Microsoft Corp (NASDAQ:MSFT) co-founder Paul Allen has died from complications of non-Hodgkin’s lymphoma.
His family said he lost his battle to cancer on Monday at the age of 65.
Allen, who was born in Seattle, persuaded friend Bill Gates to drop out of Harvard to start Microsoft in 1975.
He left the firm in 1983 before it became the world’s biggest software company following a dispute with Gates but his share of the partnership gave him billions of dollars to play with for the rest of his life.
Before leaving the company, Allen had Hodgkin’s lymphoma, another type of cancer, in the early 1980s.

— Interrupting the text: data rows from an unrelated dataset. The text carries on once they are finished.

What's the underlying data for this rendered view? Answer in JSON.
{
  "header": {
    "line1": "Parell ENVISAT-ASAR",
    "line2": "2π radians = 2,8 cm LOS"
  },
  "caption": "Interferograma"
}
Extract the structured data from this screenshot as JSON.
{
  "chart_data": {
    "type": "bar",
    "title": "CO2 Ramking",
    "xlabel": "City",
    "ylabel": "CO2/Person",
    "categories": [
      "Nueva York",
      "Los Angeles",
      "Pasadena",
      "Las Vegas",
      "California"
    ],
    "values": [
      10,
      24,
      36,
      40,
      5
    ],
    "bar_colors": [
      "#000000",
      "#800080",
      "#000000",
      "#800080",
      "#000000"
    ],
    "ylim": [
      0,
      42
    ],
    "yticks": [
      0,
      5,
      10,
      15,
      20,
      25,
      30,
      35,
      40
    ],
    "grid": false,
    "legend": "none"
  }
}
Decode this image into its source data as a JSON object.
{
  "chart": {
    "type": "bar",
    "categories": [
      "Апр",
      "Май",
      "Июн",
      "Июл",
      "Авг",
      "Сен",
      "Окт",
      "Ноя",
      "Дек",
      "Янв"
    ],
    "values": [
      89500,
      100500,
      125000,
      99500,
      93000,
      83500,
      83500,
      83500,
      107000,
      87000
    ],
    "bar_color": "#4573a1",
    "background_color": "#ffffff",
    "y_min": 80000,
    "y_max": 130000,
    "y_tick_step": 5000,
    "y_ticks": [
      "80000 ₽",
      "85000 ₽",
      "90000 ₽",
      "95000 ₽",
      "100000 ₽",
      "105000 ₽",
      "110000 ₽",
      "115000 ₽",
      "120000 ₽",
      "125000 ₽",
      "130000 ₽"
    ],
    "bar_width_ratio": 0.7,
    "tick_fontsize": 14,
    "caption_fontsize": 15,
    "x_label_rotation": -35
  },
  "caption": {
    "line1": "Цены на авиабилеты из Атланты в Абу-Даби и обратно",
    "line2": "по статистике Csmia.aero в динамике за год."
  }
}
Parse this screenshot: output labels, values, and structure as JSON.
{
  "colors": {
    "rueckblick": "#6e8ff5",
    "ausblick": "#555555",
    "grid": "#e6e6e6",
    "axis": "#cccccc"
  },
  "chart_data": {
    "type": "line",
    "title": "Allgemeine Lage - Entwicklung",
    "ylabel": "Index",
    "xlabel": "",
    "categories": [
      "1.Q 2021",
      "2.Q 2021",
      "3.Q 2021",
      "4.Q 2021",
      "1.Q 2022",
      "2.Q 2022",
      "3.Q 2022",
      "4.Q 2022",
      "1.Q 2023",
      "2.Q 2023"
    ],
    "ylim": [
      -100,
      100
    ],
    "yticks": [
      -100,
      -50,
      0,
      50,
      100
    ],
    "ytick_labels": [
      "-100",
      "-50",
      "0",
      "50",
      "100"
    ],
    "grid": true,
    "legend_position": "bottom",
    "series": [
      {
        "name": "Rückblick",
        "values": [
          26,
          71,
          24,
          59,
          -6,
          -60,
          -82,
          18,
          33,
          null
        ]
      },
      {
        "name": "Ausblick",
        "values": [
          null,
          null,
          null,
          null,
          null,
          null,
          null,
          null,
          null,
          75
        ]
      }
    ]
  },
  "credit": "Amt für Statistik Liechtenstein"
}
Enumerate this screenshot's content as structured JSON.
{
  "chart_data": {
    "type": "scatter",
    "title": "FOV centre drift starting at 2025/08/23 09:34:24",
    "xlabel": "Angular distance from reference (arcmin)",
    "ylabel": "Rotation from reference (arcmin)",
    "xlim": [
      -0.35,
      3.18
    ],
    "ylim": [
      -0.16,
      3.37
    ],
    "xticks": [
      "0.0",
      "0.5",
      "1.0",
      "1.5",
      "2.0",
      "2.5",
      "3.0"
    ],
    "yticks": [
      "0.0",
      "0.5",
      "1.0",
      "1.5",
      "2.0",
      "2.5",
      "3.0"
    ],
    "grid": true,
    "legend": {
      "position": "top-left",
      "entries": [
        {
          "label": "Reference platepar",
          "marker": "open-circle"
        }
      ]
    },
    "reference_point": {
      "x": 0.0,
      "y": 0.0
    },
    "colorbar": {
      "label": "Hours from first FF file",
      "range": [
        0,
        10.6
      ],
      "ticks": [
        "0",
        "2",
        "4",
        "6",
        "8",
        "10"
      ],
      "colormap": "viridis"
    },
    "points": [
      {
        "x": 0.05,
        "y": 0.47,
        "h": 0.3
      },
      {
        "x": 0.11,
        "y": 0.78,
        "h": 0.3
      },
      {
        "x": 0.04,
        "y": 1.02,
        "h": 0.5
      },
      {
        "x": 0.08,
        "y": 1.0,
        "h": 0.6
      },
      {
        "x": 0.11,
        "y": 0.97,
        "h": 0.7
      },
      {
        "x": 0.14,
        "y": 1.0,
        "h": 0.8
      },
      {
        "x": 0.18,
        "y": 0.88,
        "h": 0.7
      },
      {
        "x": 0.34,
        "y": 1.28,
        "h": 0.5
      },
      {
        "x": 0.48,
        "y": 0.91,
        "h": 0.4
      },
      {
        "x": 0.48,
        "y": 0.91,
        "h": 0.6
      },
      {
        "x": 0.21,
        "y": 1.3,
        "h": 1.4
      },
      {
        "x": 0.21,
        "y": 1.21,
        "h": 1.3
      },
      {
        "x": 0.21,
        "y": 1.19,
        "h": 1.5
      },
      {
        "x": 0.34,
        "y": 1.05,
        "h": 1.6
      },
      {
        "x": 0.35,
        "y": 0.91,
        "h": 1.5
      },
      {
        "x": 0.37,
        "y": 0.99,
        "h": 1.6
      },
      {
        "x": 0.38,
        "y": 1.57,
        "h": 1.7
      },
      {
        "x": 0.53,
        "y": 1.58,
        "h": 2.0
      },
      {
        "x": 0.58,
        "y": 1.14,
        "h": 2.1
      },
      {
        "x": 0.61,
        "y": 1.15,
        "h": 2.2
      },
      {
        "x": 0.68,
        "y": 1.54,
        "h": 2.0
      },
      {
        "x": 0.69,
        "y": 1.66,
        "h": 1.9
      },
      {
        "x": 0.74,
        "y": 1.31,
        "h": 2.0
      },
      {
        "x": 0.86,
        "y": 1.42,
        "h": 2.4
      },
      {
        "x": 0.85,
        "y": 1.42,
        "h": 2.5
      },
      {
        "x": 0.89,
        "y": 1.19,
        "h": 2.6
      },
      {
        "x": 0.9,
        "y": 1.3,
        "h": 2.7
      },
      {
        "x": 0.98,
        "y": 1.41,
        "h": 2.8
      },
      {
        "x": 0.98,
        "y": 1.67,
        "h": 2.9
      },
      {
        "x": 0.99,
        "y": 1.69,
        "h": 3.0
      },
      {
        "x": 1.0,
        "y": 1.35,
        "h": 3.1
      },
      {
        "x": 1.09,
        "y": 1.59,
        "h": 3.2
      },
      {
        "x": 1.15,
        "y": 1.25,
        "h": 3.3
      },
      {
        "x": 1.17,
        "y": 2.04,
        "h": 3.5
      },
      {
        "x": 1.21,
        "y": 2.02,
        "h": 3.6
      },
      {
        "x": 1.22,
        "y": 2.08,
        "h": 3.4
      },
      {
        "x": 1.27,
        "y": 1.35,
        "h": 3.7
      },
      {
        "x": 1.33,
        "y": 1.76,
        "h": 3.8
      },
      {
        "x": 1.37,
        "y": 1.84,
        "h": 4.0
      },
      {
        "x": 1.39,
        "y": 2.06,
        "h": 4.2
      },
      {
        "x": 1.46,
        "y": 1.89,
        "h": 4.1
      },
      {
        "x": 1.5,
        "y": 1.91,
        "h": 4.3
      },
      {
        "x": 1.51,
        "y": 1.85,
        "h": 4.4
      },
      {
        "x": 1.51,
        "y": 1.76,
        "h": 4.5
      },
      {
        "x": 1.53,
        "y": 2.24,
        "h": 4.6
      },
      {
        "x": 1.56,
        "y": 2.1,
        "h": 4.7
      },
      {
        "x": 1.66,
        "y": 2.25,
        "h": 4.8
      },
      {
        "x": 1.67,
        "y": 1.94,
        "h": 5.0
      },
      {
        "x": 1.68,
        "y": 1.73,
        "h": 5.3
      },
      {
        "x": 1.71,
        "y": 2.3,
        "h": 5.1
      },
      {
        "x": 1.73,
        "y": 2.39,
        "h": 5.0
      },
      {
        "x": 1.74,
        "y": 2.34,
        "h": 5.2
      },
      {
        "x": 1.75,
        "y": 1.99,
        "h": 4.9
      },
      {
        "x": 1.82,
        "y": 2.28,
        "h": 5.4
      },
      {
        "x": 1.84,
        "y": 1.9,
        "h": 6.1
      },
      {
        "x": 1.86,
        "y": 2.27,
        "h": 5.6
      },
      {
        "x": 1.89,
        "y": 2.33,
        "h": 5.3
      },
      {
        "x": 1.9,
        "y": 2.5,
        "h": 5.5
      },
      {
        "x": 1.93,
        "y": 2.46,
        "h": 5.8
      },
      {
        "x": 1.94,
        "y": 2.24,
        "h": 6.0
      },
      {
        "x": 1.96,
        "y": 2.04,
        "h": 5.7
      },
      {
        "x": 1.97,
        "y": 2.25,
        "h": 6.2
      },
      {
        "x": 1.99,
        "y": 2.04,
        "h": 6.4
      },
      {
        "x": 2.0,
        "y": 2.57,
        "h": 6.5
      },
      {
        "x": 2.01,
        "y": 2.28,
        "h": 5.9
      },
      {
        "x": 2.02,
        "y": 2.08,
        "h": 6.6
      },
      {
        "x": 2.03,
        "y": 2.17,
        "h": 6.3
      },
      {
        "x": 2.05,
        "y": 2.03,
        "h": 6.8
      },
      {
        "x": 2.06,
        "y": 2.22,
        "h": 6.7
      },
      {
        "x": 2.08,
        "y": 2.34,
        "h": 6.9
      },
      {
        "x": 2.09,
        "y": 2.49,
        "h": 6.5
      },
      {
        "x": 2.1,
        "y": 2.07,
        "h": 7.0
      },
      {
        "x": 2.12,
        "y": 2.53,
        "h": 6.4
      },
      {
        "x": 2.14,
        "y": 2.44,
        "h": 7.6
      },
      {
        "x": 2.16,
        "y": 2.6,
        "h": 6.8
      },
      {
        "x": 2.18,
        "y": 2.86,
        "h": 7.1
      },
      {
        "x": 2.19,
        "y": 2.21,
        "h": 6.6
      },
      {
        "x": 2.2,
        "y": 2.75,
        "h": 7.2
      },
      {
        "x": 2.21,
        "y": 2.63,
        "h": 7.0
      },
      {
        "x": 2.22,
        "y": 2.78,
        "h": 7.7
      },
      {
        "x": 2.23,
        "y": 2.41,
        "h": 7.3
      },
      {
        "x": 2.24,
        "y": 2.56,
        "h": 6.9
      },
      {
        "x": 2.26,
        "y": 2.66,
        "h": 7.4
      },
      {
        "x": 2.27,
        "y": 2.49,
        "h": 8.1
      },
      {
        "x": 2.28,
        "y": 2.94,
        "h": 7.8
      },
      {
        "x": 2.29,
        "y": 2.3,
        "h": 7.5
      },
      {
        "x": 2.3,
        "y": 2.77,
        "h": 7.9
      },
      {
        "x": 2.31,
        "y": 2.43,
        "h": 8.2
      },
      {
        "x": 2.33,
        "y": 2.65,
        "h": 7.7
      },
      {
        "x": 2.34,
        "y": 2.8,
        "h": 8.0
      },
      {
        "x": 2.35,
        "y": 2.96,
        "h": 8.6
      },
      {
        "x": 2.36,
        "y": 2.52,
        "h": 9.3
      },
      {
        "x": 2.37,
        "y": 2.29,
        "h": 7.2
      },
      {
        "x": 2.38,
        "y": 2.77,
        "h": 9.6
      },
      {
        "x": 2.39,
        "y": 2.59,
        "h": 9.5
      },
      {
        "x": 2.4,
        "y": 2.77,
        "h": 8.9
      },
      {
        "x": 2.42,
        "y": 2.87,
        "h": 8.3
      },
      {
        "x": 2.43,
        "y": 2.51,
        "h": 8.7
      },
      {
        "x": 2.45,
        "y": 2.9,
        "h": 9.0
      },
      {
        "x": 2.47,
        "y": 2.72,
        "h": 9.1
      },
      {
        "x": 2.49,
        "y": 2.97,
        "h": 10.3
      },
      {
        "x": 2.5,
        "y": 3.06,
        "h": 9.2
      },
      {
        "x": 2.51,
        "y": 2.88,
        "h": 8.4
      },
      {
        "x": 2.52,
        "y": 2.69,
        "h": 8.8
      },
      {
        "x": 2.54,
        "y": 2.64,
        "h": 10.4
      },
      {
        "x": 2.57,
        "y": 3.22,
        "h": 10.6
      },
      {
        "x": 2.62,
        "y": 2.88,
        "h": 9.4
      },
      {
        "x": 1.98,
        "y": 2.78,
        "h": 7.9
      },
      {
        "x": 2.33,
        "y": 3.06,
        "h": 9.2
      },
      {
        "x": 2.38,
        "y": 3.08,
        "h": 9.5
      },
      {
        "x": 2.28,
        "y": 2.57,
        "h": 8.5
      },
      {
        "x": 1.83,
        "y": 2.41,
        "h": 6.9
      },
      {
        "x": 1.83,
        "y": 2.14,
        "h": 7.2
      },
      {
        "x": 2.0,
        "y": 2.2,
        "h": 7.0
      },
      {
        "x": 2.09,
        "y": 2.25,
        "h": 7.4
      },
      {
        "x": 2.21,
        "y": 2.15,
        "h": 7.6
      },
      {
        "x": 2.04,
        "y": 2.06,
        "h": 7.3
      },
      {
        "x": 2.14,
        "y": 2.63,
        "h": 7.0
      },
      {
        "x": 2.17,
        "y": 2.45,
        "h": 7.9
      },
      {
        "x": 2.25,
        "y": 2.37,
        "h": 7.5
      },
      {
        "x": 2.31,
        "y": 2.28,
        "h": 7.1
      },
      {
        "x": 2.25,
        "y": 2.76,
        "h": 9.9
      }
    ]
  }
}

He revealed in early October he was being treated for non-Hodgkin’s lymphoma, which he also received treatment for in 2009.
Following his departure from Microsoft, he spent more than US$1bn to help fund philanthropic projects in the Pacific Northwest region, build the headquarters for his Allen Institute for Brain Science in Seattle and develop the city’s South Lake Union tech hub.
Gates, who met Allen in a computer room at the exclusive Lakeside School in Seattle in 1968, said: “I am heartbroken by the passing of one of my oldest and dearest friends.”
Current Microsoft chief executive Satya Nadella on Monday described Allen as a “quiet and persistent” man who changed the world.